Oracle said Wednesday that it’s buying Virtual Iron (VI), the Linux/Xen-based virtualization house that’s probably fourth in the queue after VMware, Microsoft and Citrix and maybe ahead of Red Hat and Novell.

The prospective purchase is a bit odd because Oracle already has its own Xen-based virtualization and is about to get a whole lot more of it when it takes over Sun, including Sun’s xVM Ops Center.

But apparently it wants VI’s management skills. And it wants to bedevil the virtualization leadership, or at least keep them out of its patch.

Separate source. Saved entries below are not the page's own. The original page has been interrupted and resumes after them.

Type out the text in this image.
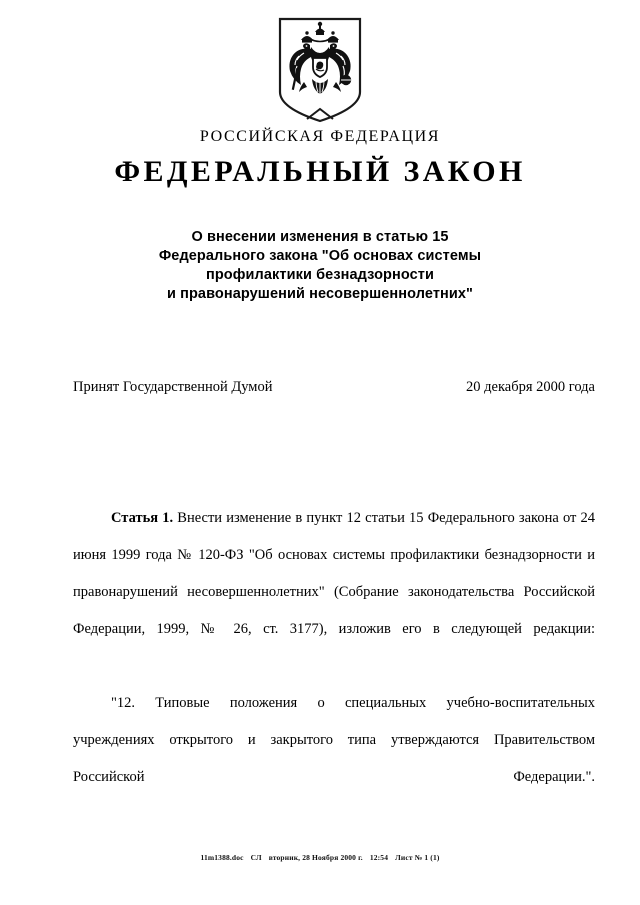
РОССИЙСКАЯ ФЕДЕРАЦИЯ
ФЕДЕРАЛЬНЫЙ ЗАКОН
О внесении изменения в статью 15
Федерального закона "Об основах системы
профилактики безнадзорности
и правонарушений несовершеннолетних"
Принят Государственной Думой	20 декабря 2000 года

Статья 1. Внести изменение в пункт 12 статьи 15 Федерального закона от 24 июня 1999 года № 120-ФЗ "Об основах системы профилактики безнадзорности и правонарушений несовершеннолетних" (Собрание законодательства Российской Федерации, 1999, № 26, ст. 3177), изложив его в следующей редакции:

"12. Типовые положения о специальных учебно-воспитательных учреждениях открытого и закрытого типа утверждаются Правительством Российской Федерации.".

11m1388.doc СЛ вторник, 28 Ноября 2000 г. 12:54 Лист № 1 (1)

Oracle says it means to combine Virtual Iron’s widgetry with its own VM product expecting to get “more comprehensive and dynamic resource management across the full software stack” out of it.

That’s supposed to give users better capacity utilization, streamlined virtual server configuration and improved visibility and control of their enterprise software.

The odd bit there is that Virtual Iron’s been focused on SMBs; so does that mean Oracle’s going down-market? It wasn’t clear.

Oracle says it will produce a single integrated virtualization management solution for both physical and virtual environments.

It said the combination of Virtual Iron technology with its Enterprise Manager should make for more agility in meeting application service levels for virtual environments.

VI will also give Oracle the automation to reduce server power consumption and an open API.

Oracle didn’t say how much it’s paying for the joint but Virtual Iron raised $65 million in venture capital from folks like Intel, Goldman Sachs, Highland Capital and Matrix Partners.

The acquisition, an open secret for the last month or so, is supposed to close this summer. Oracle says it’s keeping VI staff and reviewing the existing VI product roadmap. It’s telling VI customers it’ll get back to them about directions.